Researchers outline how the world can transition to 100% clean, renewable energy by 2050.
A storm surge strikes Porthleven, England, in October 2017. Credit: Tony Armstrong, CC BY-NC 2.0
Source: Earth’s Future

From more frequent wildfires to devastating hurricanes to persistent droughts, we are already seeing the effects of climate change. It’s not just the planet that’s at risk: Air pollution causes 4–7 million human deaths each year, and energy security is a concern as our population grows. Addressing these challenges will require a collective effort by individuals, communities, businesses, nonprofits, and policy makers around the world, not to mention a road map to guide these disparate parties.

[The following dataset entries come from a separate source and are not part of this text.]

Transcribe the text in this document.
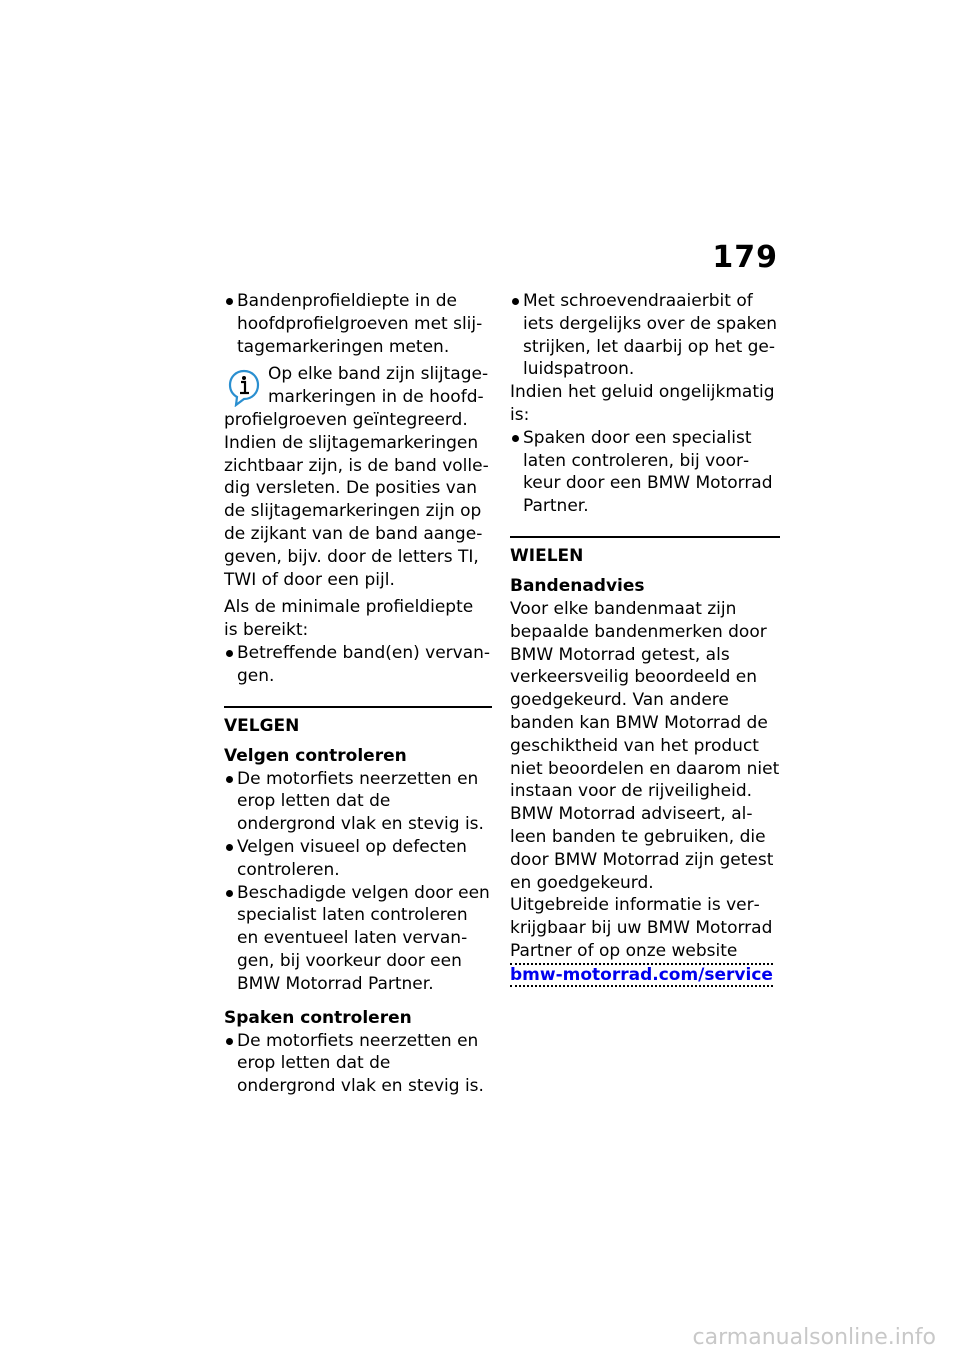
179
Bandenprofieldiepte in de hoofdprofielgroeven met slijtagemarkeringen meten.
Op elke band zijn slijtagemarkeringen in de hoofdprofielgroeven geïntegreerd. Indien de slijtagemarkeringen zichtbaar zijn, is de band volledig versleten. De posities van de slijtagemarkeringen zijn op de zijkant van de band aangegeven, bijv. door de letters TI, TWI of door een pijl.
Als de minimale profieldiepte is bereikt:
Betreffende band(en) vervangen.
VELGEN
Velgen controleren
De motorfiets neerzetten en erop letten dat de ondergrond vlak en stevig is.
Velgen visueel op defecten controleren.
Beschadigde velgen door een specialist laten controleren en eventueel laten vervangen, bij voorkeur door een BMW Motorrad Partner.
Spaken controleren
De motorfiets neerzetten en erop letten dat de ondergrond vlak en stevig is.
Met schroevendraaierbit of iets dergelijks over de spaken strijken, let daarbij op het geluidspatroon.
Indien het geluid ongelijkmatig is:
Spaken door een specialist laten controleren, bij voorkeur door een BMW Motorrad Partner.
WIELEN
Bandenadvies
Voor elke bandenmaat zijn bepaalde bandenmerken door BMW Motorrad getest, als verkeersveilig beoordeeld en goedgekeurd. Van andere banden kan BMW Motorrad de geschiktheid van het product niet beoordelen en daarom niet instaan voor de rijveiligheid. BMW Motorrad adviseert, alleen banden te gebruiken, die door BMW Motorrad zijn getest en goedgekeurd.
Uitgebreide informatie is verkrijgbaar bij uw BMW Motorrad Partner of op onze website
bmw-motorrad.com/service
carmanualsonline.info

Here Jacobson presents just such a road map. It outlines how the 139 countries that together contribute 99% of all global emissions can transition to 80% clean, renewable energy (water, wind, and solar) by 2030 and to 100% by 2050. By 2050, everything—transportation, agriculture, forestry, fishing, heating, cooling, and all industries—would run on electricity.

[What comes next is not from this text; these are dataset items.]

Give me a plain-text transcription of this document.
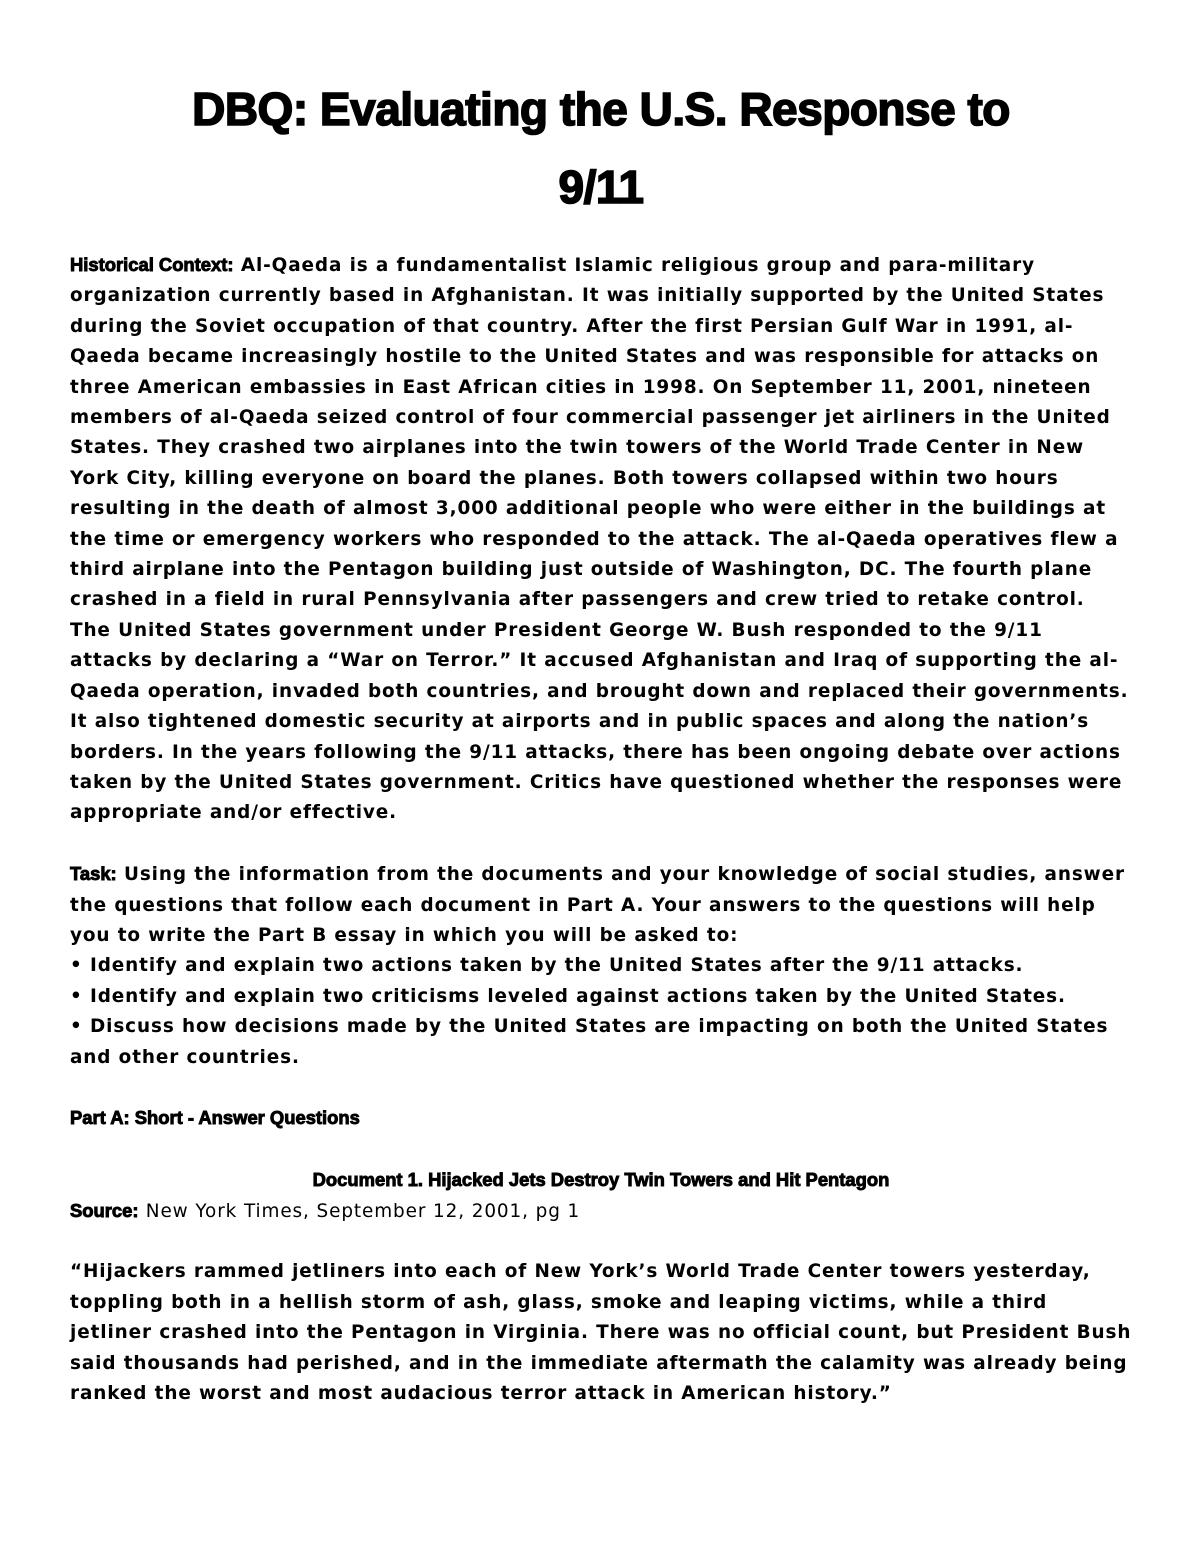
DBQ: Evaluating the U.S. Response to
9/11

Historical Context: Al-Qaeda is a fundamentalist Islamic religious group and para-military organization currently based in Afghanistan. It was initially supported by the United States during the Soviet occupation of that country. After the first Persian Gulf War in 1991, al-Qaeda became increasingly hostile to the United States and was responsible for attacks on three American embassies in East African cities in 1998. On September 11, 2001, nineteen members of al-Qaeda seized control of four commercial passenger jet airliners in the United States. They crashed two airplanes into the twin towers of the World Trade Center in New York City, killing everyone on board the planes. Both towers collapsed within two hours resulting in the death of almost 3,000 additional people who were either in the buildings at the time or emergency workers who responded to the attack. The al-Qaeda operatives flew a third airplane into the Pentagon building just outside of Washington, DC. The fourth plane crashed in a field in rural Pennsylvania after passengers and crew tried to retake control. The United States government under President George W. Bush responded to the 9/11 attacks by declaring a “War on Terror.” It accused Afghanistan and Iraq of supporting the al-Qaeda operation, invaded both countries, and brought down and replaced their governments. It also tightened domestic security at airports and in public spaces and along the nation’s borders. In the years following the 9/11 attacks, there has been ongoing debate over actions taken by the United States government. Critics have questioned whether the responses were appropriate and/or effective.

Task: Using the information from the documents and your knowledge of social studies, answer the questions that follow each document in Part A. Your answers to the questions will help you to write the Part B essay in which you will be asked to:

• Identify and explain two actions taken by the United States after the 9/11 attacks.
• Identify and explain two criticisms leveled against actions taken by the United States.
• Discuss how decisions made by the United States are impacting on both the United States and other countries.

Part A: Short - Answer Questions

Document 1. Hijacked Jets Destroy Twin Towers and Hit Pentagon

Source: New York Times, September 12, 2001, pg 1

“Hijackers rammed jetliners into each of New York’s World Trade Center towers yesterday, toppling both in a hellish storm of ash, glass, smoke and leaping victims, while a third jetliner crashed into the Pentagon in Virginia. There was no official count, but President Bush said thousands had perished, and in the immediate aftermath the calamity was already being ranked the worst and most audacious terror attack in American history.”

This road map does not include nuclear power, biofuels, or fossil fuels (even with the potential for carbon capture and sequestration) because the author finds them to offer less cost-benefit impact than wind, water, and solar. In addition, as stated in an Intergovernmental Panel on Climate Change report in 2014, the potential dangers of mining uranium, generating nuclear power, and disposing of nuclear waste are reason enough to abstain from pursuing nuclear as a source of energy.

The central idea of the road map is to electrify all sectors and to have all of this electricity come from wind, water, and solar while using the most-energy-efficient technology available. This would require onshore and offshore wind turbines, solar photovoltaics on rooftops and in power plants, concentrated solar power (using mirrors and lenses to reflect sunlight and collect solar heat to generate electricity), geothermal power, tidal and wave power, and existing hydroelectric dams. The plan also calls for electricity storage in solar cells, pumped hydroelectric power, batteries, and existing hydroelectric dams; heat storage in water, rocks, and cement; cold storage in water and ice; and hydrogen storage in tanks.

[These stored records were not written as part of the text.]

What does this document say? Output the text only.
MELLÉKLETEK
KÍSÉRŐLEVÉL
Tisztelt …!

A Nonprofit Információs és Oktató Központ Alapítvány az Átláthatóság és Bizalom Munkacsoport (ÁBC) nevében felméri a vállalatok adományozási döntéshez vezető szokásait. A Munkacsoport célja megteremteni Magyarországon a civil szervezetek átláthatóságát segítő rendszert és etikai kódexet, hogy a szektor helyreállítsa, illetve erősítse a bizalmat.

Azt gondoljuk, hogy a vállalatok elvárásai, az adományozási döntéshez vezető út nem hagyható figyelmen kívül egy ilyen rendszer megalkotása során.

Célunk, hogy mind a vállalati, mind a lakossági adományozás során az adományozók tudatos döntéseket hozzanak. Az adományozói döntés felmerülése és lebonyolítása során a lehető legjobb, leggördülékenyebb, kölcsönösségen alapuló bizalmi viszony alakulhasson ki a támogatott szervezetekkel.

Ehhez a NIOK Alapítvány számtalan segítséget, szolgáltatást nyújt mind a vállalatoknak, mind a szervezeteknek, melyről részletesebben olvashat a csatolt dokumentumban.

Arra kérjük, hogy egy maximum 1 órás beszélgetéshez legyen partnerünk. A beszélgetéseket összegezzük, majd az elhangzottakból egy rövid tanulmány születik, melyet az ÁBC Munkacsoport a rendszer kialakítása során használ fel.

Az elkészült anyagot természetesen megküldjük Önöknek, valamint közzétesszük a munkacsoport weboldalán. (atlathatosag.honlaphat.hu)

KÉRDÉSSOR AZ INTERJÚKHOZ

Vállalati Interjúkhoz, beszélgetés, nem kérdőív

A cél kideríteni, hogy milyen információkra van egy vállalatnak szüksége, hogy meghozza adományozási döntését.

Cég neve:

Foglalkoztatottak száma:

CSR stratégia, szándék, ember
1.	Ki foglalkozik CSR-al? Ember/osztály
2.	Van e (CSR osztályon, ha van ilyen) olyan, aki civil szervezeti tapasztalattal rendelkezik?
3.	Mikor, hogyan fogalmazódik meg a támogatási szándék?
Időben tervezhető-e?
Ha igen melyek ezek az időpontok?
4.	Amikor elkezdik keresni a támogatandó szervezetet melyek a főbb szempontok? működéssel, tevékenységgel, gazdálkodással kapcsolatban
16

Implementing the plan outlined here would require massive public and private action, with cooperation at every level. Although this might sound daunting, a number of entities are already on board: Approximately 50 cities in North America and more than 100 businesses around the world have already pledged to transition. Many countries have increased their development of water, wind, and solar infrastructures. In 2015, Congress introduced legislation for the country as a whole, and several U.S. states have proposed or passed their own laws aiming for 100% clean, renewable energy in one or more sectors.

Ultimately, this road map outlines the feasibility of a transition that could have the potential to save lives, mitigate environmental damage, create jobs, stabilize energy prices, increase energy security, and improve access to power for billions of people. (Earth’s Future,, 2017)

—Sarah Witman, Freelance Writer


Witman, S. (2017), The power of water, wind, and solar (and nothing else), Eos, 98, Published on 28 December 2017.